With $SPY down -1.1% year to date, 2015 continues to be a flat year. I don’t understand the continuous perma-bull celebrations on the rally to nowhere. Perma-bulls and buy and hold investors have likely made few returns this year.
The 70 RSI is the near term overbought resistance on the $SPY chart.
The 200 day SMA is the near term resistance level that the bulls have to take back from the bears. It may be easy to take, but holding it and trending above it will likely not be easy in this range bound and overbought environment.
A convergence of the 70 RSI and the 200 day SMA being lost after being retaken will be a high probability, short trade that I will take.
$VIX is at 15, but could be back at 12 to converge with the 70 RSI and the 200 day, leading to the odds of a short term top.
The MACD lines have diverged wildly and are due for convergence.
$SPY will likely follow $QQQ over the 200 day SMA next week, but will have to build a price base to hold it.

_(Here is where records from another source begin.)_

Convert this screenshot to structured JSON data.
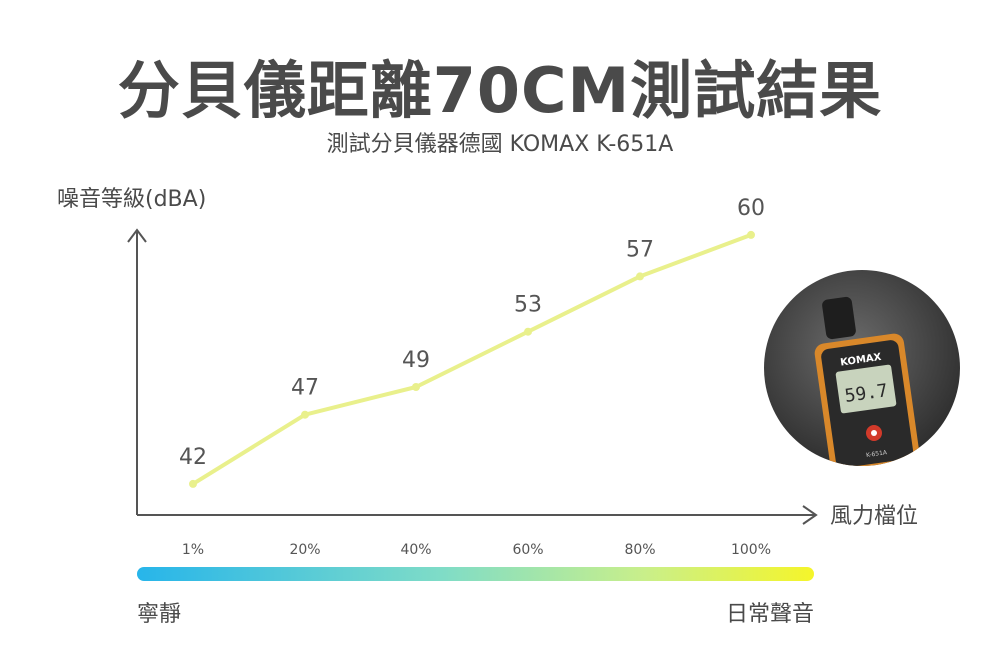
{
  "header": {
    "title": "分貝儀距離70CM測試結果",
    "subtitle": "測試分貝儀器德國 KOMAX K-651A"
  },
  "chart_data": {
    "type": "line",
    "title": "分貝儀距離70CM測試結果",
    "subtitle": "測試分貝儀器德國 KOMAX K-651A",
    "ylabel": "噪音等級(dBA)",
    "xlabel": "風力檔位",
    "categories": [
      "1%",
      "20%",
      "40%",
      "60%",
      "80%",
      "100%"
    ],
    "series": [
      {
        "values": [
          42,
          47,
          49,
          53,
          57,
          60
        ]
      }
    ],
    "ylim": [
      35,
      65
    ],
    "grid": false,
    "line_color": "#e9f08c"
  },
  "scale": {
    "low_label": "寧靜",
    "high_label": "日常聲音"
  },
  "photo": {
    "brand": "KOMAX",
    "reading": "59.7",
    "model": "K-651A"
  }
}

I am not attempting to call a near term top. I am pointing out the risk/reward shifts back in favor of bears at the 200 day resistance in $SPY, a $VIX under 15, and near the 70 RSI due to the current range bound market in 2015.
In range bound markets when the market signals are too bullish, it’s time for a pullback. When the signals are too bearish, it’s time for a rally. Signals are currently too bullish so we could see a pullback this coming week.
I will become bullish and begin to buy dips once $SPY, $IWM, and $DIA can begin to trade consistently over the 200 day SMA. I will continue to sell short until these indexes are above the 200 day.